The creators of C, Brian Kernighan and Dennis Ritchie, admit it themselves in the beginning of section 5.12 of K&R2 ("The C programming language 2nd Ed"):
C is sometimes castigated for the syntax of its declarations, particularly ones that involve pointers to functions. The syntax is an attempt to make the declaration and the use agree; it works well for simple cases, but it can be confusing for the harder ones, because declarations cannot be read left to right, and because parentheses are over-used.
Quick, what is the type of foo
here:
char *(*(**foo [][8])())[];
Oh, you didn't know it's foo is array of array of 8 pointer to pointer to function returning pointer to array of pointer to char ? Shame on you...
Seriously, though, type declarations in C are complex, and sometimes aren't intuitive. There is, however, a relatively simple method of reading them.
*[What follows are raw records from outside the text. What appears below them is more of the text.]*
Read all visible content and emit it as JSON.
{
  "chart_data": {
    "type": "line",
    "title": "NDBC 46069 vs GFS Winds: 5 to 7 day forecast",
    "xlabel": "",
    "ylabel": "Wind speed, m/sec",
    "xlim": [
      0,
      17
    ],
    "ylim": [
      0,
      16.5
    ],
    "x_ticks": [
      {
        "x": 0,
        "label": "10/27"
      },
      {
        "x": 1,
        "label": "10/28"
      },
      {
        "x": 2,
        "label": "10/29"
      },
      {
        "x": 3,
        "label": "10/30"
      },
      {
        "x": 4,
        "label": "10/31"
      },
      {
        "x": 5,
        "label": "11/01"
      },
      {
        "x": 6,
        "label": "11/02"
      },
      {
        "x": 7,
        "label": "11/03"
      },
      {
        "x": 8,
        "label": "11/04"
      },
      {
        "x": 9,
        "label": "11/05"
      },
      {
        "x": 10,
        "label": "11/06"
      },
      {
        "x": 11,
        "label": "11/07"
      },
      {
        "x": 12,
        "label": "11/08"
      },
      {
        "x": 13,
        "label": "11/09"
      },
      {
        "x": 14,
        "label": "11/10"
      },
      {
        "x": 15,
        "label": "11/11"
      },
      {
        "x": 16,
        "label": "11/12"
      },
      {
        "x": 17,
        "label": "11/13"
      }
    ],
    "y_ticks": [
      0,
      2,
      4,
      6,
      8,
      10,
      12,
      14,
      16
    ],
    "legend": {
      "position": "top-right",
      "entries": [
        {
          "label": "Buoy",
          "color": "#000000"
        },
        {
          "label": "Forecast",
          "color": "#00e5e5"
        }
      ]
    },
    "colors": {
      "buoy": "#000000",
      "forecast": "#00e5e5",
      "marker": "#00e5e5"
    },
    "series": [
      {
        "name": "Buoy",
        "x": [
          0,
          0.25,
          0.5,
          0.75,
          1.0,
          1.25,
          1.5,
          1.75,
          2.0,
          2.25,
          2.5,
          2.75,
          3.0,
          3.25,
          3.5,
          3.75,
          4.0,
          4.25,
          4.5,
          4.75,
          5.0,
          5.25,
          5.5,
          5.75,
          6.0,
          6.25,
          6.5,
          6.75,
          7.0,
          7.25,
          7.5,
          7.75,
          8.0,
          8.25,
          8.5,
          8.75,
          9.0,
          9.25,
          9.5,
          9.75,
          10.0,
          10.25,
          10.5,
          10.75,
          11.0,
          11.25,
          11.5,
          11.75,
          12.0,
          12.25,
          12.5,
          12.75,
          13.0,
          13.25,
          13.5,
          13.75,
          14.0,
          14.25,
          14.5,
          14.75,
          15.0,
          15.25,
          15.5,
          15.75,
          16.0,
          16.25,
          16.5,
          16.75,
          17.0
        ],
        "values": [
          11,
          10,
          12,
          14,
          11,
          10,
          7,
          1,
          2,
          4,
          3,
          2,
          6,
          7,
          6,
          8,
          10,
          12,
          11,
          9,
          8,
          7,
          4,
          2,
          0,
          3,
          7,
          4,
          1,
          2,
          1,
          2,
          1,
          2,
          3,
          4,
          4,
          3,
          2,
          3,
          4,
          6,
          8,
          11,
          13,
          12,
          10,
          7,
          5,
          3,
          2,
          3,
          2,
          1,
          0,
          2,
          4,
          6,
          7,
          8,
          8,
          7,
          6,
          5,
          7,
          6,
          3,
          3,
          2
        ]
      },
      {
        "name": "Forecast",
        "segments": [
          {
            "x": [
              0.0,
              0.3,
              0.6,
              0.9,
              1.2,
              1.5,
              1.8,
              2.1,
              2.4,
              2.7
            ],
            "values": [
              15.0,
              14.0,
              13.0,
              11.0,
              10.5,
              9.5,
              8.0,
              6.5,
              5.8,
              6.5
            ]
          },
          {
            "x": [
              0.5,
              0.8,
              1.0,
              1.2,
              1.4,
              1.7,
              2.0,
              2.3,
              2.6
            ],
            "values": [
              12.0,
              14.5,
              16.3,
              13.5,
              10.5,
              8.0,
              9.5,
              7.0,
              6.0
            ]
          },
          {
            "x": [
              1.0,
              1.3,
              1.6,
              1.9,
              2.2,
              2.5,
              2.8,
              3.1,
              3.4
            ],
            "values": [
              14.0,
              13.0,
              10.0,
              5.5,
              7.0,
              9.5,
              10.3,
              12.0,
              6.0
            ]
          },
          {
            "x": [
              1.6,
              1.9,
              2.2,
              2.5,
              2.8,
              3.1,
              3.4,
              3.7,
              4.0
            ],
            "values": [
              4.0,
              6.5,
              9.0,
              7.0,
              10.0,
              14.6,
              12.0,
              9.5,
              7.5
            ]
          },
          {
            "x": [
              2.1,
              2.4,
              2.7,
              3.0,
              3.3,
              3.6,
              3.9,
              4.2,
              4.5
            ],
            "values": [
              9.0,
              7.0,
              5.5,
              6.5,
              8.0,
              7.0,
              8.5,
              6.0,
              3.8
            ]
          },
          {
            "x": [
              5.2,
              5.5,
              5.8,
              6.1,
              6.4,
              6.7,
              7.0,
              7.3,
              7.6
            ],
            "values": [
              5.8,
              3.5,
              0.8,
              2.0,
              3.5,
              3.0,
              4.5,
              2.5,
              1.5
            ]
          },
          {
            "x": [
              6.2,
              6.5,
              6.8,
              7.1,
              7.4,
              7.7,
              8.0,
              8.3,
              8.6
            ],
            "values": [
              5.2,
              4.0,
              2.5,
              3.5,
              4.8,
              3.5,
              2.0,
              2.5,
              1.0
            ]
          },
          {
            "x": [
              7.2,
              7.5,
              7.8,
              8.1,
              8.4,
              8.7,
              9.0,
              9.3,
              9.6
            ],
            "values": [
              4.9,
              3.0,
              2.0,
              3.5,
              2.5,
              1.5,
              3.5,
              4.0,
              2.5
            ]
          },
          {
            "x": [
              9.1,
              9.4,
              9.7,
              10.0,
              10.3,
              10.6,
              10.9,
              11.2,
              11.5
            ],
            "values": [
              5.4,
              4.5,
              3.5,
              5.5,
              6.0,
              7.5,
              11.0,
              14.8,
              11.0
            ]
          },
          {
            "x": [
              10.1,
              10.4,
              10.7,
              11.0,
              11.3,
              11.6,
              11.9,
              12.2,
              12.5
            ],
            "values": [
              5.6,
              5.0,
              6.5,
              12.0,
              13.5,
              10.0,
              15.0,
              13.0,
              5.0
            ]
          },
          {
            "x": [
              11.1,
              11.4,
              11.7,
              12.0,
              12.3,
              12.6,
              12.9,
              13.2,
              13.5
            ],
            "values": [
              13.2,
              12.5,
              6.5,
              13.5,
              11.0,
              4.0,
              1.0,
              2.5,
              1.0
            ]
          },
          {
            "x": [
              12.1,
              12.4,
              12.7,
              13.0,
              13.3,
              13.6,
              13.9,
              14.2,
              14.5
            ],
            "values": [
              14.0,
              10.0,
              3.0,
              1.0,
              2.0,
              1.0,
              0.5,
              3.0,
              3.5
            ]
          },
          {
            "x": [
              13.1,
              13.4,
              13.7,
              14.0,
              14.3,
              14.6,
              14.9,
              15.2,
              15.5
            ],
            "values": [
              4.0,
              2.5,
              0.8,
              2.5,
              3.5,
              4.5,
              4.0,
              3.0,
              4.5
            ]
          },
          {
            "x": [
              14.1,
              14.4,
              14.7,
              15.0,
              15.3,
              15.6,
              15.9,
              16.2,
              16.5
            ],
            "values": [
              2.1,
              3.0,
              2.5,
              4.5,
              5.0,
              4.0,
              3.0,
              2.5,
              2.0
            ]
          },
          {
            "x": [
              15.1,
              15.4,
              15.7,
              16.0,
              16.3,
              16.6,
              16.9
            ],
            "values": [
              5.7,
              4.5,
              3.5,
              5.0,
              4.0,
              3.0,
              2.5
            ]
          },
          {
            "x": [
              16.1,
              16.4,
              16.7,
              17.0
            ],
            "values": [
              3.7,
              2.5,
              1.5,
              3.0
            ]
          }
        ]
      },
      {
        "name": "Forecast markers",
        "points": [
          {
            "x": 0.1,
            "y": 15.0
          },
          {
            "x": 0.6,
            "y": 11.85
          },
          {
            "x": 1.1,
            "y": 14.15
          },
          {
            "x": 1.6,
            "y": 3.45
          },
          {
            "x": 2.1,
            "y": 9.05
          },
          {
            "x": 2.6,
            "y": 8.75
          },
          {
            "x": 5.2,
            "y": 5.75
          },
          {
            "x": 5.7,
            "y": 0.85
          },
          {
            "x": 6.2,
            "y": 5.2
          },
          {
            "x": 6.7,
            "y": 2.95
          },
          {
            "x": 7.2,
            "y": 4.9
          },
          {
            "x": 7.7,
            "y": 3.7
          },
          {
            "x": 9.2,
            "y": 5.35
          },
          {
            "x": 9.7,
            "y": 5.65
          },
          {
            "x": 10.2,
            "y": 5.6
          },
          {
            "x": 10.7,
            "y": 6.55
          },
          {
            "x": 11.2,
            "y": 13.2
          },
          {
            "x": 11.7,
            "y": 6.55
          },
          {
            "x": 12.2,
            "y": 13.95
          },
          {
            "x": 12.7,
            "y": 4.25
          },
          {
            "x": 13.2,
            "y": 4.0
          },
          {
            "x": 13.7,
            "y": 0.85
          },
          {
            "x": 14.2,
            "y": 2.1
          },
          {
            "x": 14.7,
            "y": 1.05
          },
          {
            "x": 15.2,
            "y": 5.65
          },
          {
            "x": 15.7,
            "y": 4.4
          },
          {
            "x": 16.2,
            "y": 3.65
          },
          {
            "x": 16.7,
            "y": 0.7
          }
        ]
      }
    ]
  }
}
First of all, declarations consist of a basic type and modifiers:
/* int is a basic type */
int x;
/* [] is the 'array of' modifier */
int x[5];
/* * is the 'pointer to' modifier */
int *x;
/* () is the 'function returning...' modifier' */
int (*fptr)(void);
When you see a complex declaration, first recognize the basic type and the variable name. In:
int (*x)[10][20];
The basic type is int
and the variable name is x
.
Therefore, this declaration means x is ... int for some yet
unknown value of ...
To read the modifiers, go to the right from the variable name as long as you can - that is, until you run into a semicolon or a closing right parenthesis. When you reach one of these stops, start going left until you reach an opening left parenthesis (or the basic type, in which case you're done). Each time you see a new modifier (either going right or left), attach it to the end of the current declaration sentence.
Let's see some examples:
/* x is int (but that was easy...) */ int x; /* go right from 'x' - we hit the array and then get stuck on the ';', so we start going left, where there's nothing. so: x is an array[5] of int */ int x[5]; /* there's nothing to the right, but a '*' to the left, so: x is a pointer to int */ int *x; /* now, combining these cases: x is an array[5] of pointer to int */ int *x[5]; /* how about this ? x is an array[5] of array[2] of int */ int x[5][2]; /* hey, this is becoming easy... x is an array[5] of array[2] of pointer to pointer to int */ int **x[5][2]; /* grouping parantheses complicate things, but not too much. trying to go right from 'x', we hit the closing paren, so we go left. After we attach the pointer we see an opening paren, so we can go right again: x is a pointer to array[5] of int */ int (*x)[5]; /* function declarations are just like arrays: we go right from 'x', and attach 'array[4] of' then we hit the paren, and go left, attaching 'pointer to'. Then, we hit the left paren, so we go right again, attaching 'function(char, int) returning' And eventually: x is an array[4] of pointer to function(char, int) returning int */ int (*x[4])(char, int);
I hope you're now convinced that the task of understanding C type declarations isn't that difficult.
Some final notes:
- If you really want to understand what's going under the hood of C type declarations, read sections A.8.5 and A.8.6 of K&R2. Also, section 5.12 contains a program that translates declarations into words.
- This page was very useful in the preparation of the article. Thanks to Steve Friedl for sharing it
- As some commenters kindly noted, other good sources of information on this topic are book "Expert C Programming" by Peter Van Der Linden (in chapter 3), and the unix command
cdecl(1)
. - I can't imagine why you would ever need a type as complex as the initial example of this article, but if you do, the best way is to build the type incrementally using
typedef
declarations.